Un poste de députée qu’elle n’avait à l’époque occupé qu’un mois, avant d’être nommée ministre de l’Aménagement du territoire et de l’Environnement dans le gouvernement du socialiste Lionel Jospin. Nous y voilà enfin : c’est à cette période que la tumultueuse route de Dominique Voynet croise celle du nucléaire pour créer des étincelles.
« Antinucléaire » revendiquée
Dès les premiers mois de son exercice de ministre, elle acte l’arrêt définitif du réacteur Superphénix, mis en service en 1985 et situé à Creys-Malville, dans l’Isère. Auditionnée en commission d’enquête parlementaire en 1998, elle avait alors affirmé que Superphénix représentait la « folie des grandeurs » et « une mauvaise appréciation des besoins d’électricité du pays », critiquant une « classe politique qui baign[ait] dans l’euphorie nucléaire ».
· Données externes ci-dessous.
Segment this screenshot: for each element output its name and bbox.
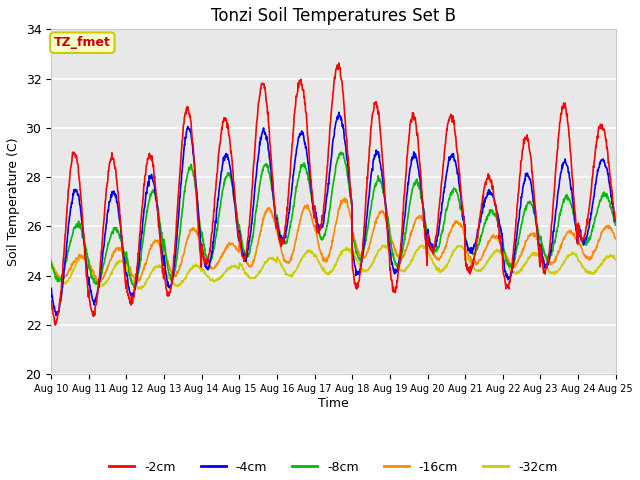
-4cm [495,220,503,226]
-8cm [337,149,345,155]
-4cm [422,230,429,236]
-4cm [611,217,619,223]
-8cm [422,221,429,227]
Line: -32cm: -32cm [51,245,615,289]
-2cm [47,298,55,304]
-2cm [159,268,167,274]
-32cm [236,261,244,266]
-32cm [159,266,167,272]
-16cm [236,235,244,240]
-4cm [545,257,553,263]
-32cm [495,249,503,254]
Y-axis label: Soil Temperature (C): Soil Temperature (C) [7,138,20,266]
-16cm [422,225,429,230]
-32cm [611,257,619,263]
-16cm [159,251,167,257]
Line: -2cm: -2cm [51,63,615,325]
-32cm [138,287,145,292]
-2cm [495,236,503,241]
-16cm [133,281,141,287]
-32cm [173,282,181,288]
-2cm [545,251,553,257]
Legend: -2cm, -4cm, -8cm, -16cm, -32cm: -2cm, -4cm, -8cm, -16cm, -32cm [104,456,563,479]
-32cm [422,246,429,252]
-32cm [381,242,388,248]
-4cm [236,236,244,242]
-32cm [545,269,553,275]
-2cm [335,60,343,66]
-16cm [173,270,181,276]
-16cm [341,195,349,201]
-16cm [545,256,553,262]
-4cm [52,312,60,318]
-8cm [545,253,553,259]
Text: TZ_fmet: TZ_fmet [54,36,111,49]
-2cm [173,213,181,218]
Line: -16cm: -16cm [51,198,615,284]
-2cm [52,322,60,328]
-32cm [47,258,55,264]
-16cm [611,236,619,241]
X-axis label: Time: Time [318,397,349,410]
Title: Tonzi Soil Temperatures Set B: Tonzi Soil Temperatures Set B [211,7,456,25]
-2cm [422,236,429,242]
-8cm [611,222,619,228]
Line: -4cm: -4cm [51,112,615,315]
-8cm [236,228,244,234]
-16cm [495,237,503,242]
-16cm [47,262,55,268]
-4cm [335,109,343,115]
-2cm [611,217,619,223]
-2cm [236,238,244,243]
-4cm [47,285,55,291]
-8cm [159,246,167,252]
-8cm [495,223,503,229]
-8cm [130,284,138,290]
-4cm [173,234,181,240]
-4cm [159,262,167,268]
-8cm [47,258,55,264]
Line: -8cm: -8cm [51,152,615,287]
-8cm [173,255,181,261]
Et ladite « euphorie nucléaire » franco-française, l’ancienne ministre s’est évertuée à la combattre jusqu’au bout. Elle l’a d’ailleurs une nouvelle fois montré – finalement à ses dépens ? – en 2000, alors qu’elle conduisait la délégation européenne des négociations pour le climat qui ont eu lieu à La Haye, aux Pays-Bas, portant notamment sur le sujet de l’atome. Un comble, pour une ministre s’auto-qualifiant d’ « antinucléaire », à l’image de son parti ? Plutôt une aubaine, comme le démontre une vidéo, extraite d’un documentaire diffusé par Arte en juin 2003 et intitulé Climat : histoire d’une guerre secrète.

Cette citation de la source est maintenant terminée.